Maloney: Despite Trump Transit Cuts, Second Ave Subway Safe - Manhattan Express | Manhattan Express

Maloney: Despite Trump Transit Cuts, Second Ave Subway Safe

Representative Carolyn Maloney, at a January 26 press conference, detailed the commitment she had earlier received from the Trump transition team about funding for the Second Avenue Subway. | JACKSON CHEN

Representative Carolyn Maloney, at a January 26 press conference, detailed the commitment she had earlier received from the Trump transition team about funding for the Second Avenue Subway. | JACKSON CHEN

BY JACKSON CHEN | Despite hailing from the Big Apple himself and touting infrastructure improvement during his campaign, President Donald Trump’s cuts to the federal Department of Transportation’s budget could leave two major New York City projects in the shadows.

Trump’s budget blueprint, released on March 16, proposes to squeeze $2.4 billion from the federal DOT, representing a 13 percent decrease from last year, leaving it with $16.2 billion of discretionary spending. Within the DOT budget is the Federal Transit Administration and its New Starts program, which funds transit projects costing $300 million or more through competitive grants.

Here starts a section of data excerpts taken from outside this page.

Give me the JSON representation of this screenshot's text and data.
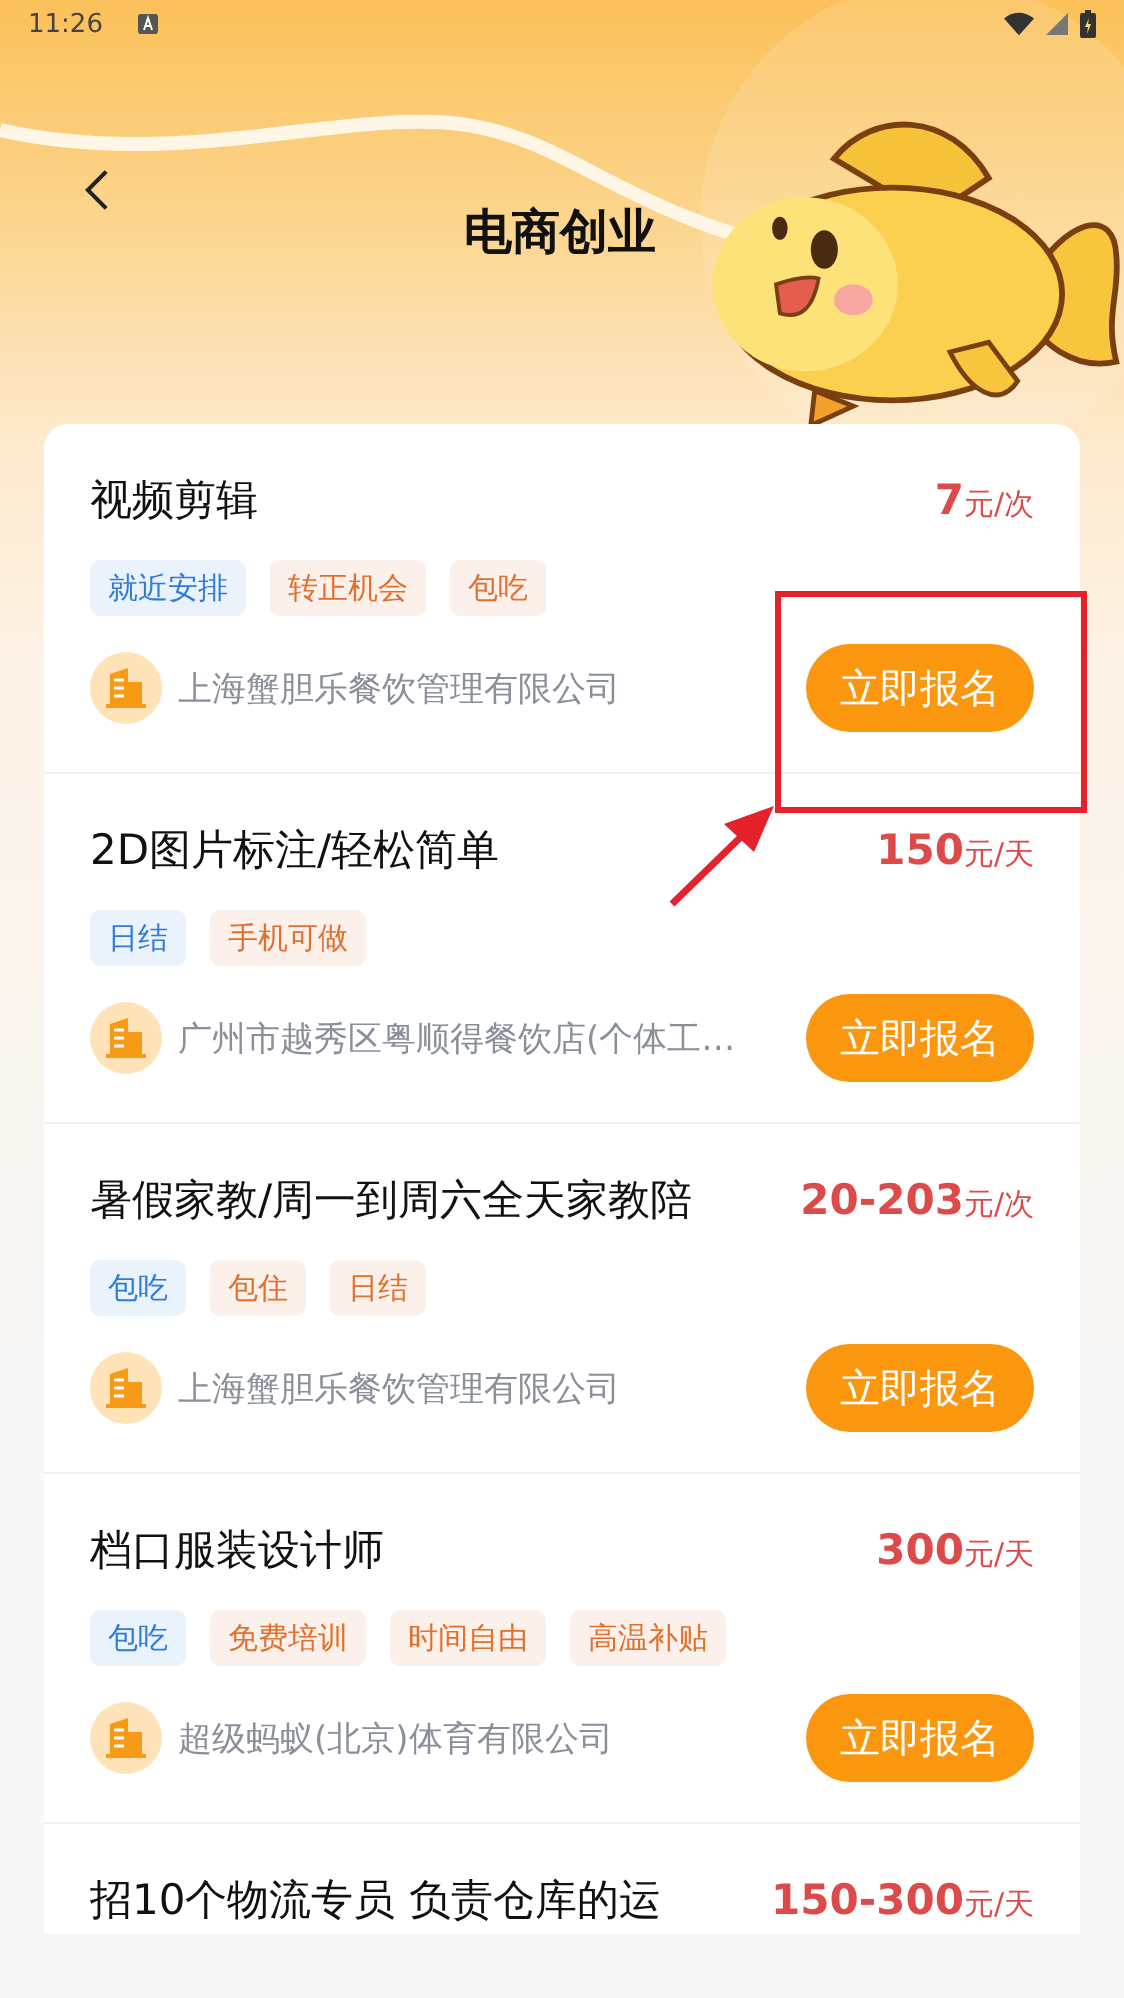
{
  "status_bar": {
    "time": "11:26"
  },
  "header": {
    "title": "电商创业"
  },
  "jobs": [
    {
      "title": "视频剪辑",
      "price": {
        "amount": "7",
        "unit": "元/次"
      },
      "tags": [
        {
          "label": "就近安排",
          "color": "#2f7bd8"
        },
        {
          "label": "转正机会",
          "color": "#e0702e"
        },
        {
          "label": "包吃",
          "color": "#e0702e"
        }
      ],
      "company": "上海蟹胆乐餐饮管理有限公司",
      "button": "立即报名"
    },
    {
      "title": "2D图片标注/轻松简单",
      "price": {
        "amount": "150",
        "unit": "元/天"
      },
      "tags": [
        {
          "label": "日结",
          "color": "#2f7bd8"
        },
        {
          "label": "手机可做",
          "color": "#e0702e"
        }
      ],
      "company": "广州市越秀区粤顺得餐饮店(个体工…",
      "button": "立即报名"
    },
    {
      "title": "暑假家教/周一到周六全天家教陪",
      "price": {
        "amount": "20-203",
        "unit": "元/次"
      },
      "tags": [
        {
          "label": "包吃",
          "color": "#2f7bd8"
        },
        {
          "label": "包住",
          "color": "#e0702e"
        },
        {
          "label": "日结",
          "color": "#e0702e"
        }
      ],
      "company": "上海蟹胆乐餐饮管理有限公司",
      "button": "立即报名"
    },
    {
      "title": "档口服装设计师",
      "price": {
        "amount": "300",
        "unit": "元/天"
      },
      "tags": [
        {
          "label": "包吃",
          "color": "#2f7bd8"
        },
        {
          "label": "免费培训",
          "color": "#e0702e"
        },
        {
          "label": "时间自由",
          "color": "#e0702e"
        },
        {
          "label": "高温补贴",
          "color": "#e0702e"
        }
      ],
      "company": "超级蚂蚁(北京)体育有限公司",
      "button": "立即报名"
    },
    {
      "title": "招10个物流专员 负责仓库的运",
      "price": {
        "amount": "150-300",
        "unit": "元/天"
      }
    }
  ]
}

And according to Trump’s budget blueprint, existing funding would be limited and future funding for new projects would have to be funded “by the localities that use and benefit from these localized projects.”

For New York, which is currently pursuing two extremely important transit projects, funding may dry up if Trump’s budget gets through Congress.

In the Gateway project, New York is partnering with New Jersey to repair the two deteriorated tunnels underneath the Hudson River connecting Newark and Manhattan’s Penn Station and build a new tunnel to double the efficiency of the crossing’s overall capacity. As Gateway was expected to receive large sums of funding from the federal government, New York Senators Charles Schumer and Kirsten Gillibrand joined New Jersey Senators Robert Menendez and Cory Booker in penning a New York Times op-ed illustrating the dangers of letting the tunnels continue to break down.

As noted in their piece, commuters have recently gotten a preview of what an impaired track network in and out of Penn Station would feel like, with derailments of an Amtrak train on March 24 and a New Jersey Transit train on April 3 creating major havoc.

“Alarmingly, if we don’t act soon to repair the two tunnels under the Hudson River, that same reduction in service our region experienced last week will become a permanent reality,” the senators wrote in their op-ed.

But for the major transit project on the other side of the borough, the Second Avenue Subway, the main political cheerleader remains confident of federal funding.

The Second Avenue Subway’s second phase is estimated to cost $6 billion and would create two new stations at 106th and 116th Streets and connect the new line to the existing 125th Street station for the 4, 5, 6 trains on the overburdened Lexington Avenue line.

Congressmember Carolyn Maloney said in January that she spoke directly to Trump’s then-transition team who assured her the Second Avenue Subway was on the list of priority transit projects and would receive $14 billion in federal funding for its next two phases, which would also carry the line downtown. For the stretch up to East Harlem specifically, Maloney said last year she is hoping the federal government will foot a third, or $2 billion, of the second phase’s $6 billion overall cost.

Still, though Trump pushed improving infrastructure as part of the grab bag of his populist campaign, his budget proposal as president seems to do the opposite. Maloney, however, remains confident that the Second Avenue Subway will receive enough funding to continue.

“I have been in touch with the Trump administration and am working hard to ensure that they understand how necessary this project is to the entire region, not just the East Side,” Maloney said in an email this week.

She added that the Federal Transit Administration rated the project “one of the best in the nation,” and that the first phase’s success, since its January 1 opening, speaks to the need to continue funding the project.

According to Maloney, the project’s second phase is already moving forward, with a little over $1 billion in funding from the state and the MTA pursuing three contracts related to the project.

“I am as committed as ever to seeing the Second Avenue Subway constructed in its entirety,” Maloney said. “I am confident that we will get federal funding and that ultimately there will be sufficient funding to build Phase 2.”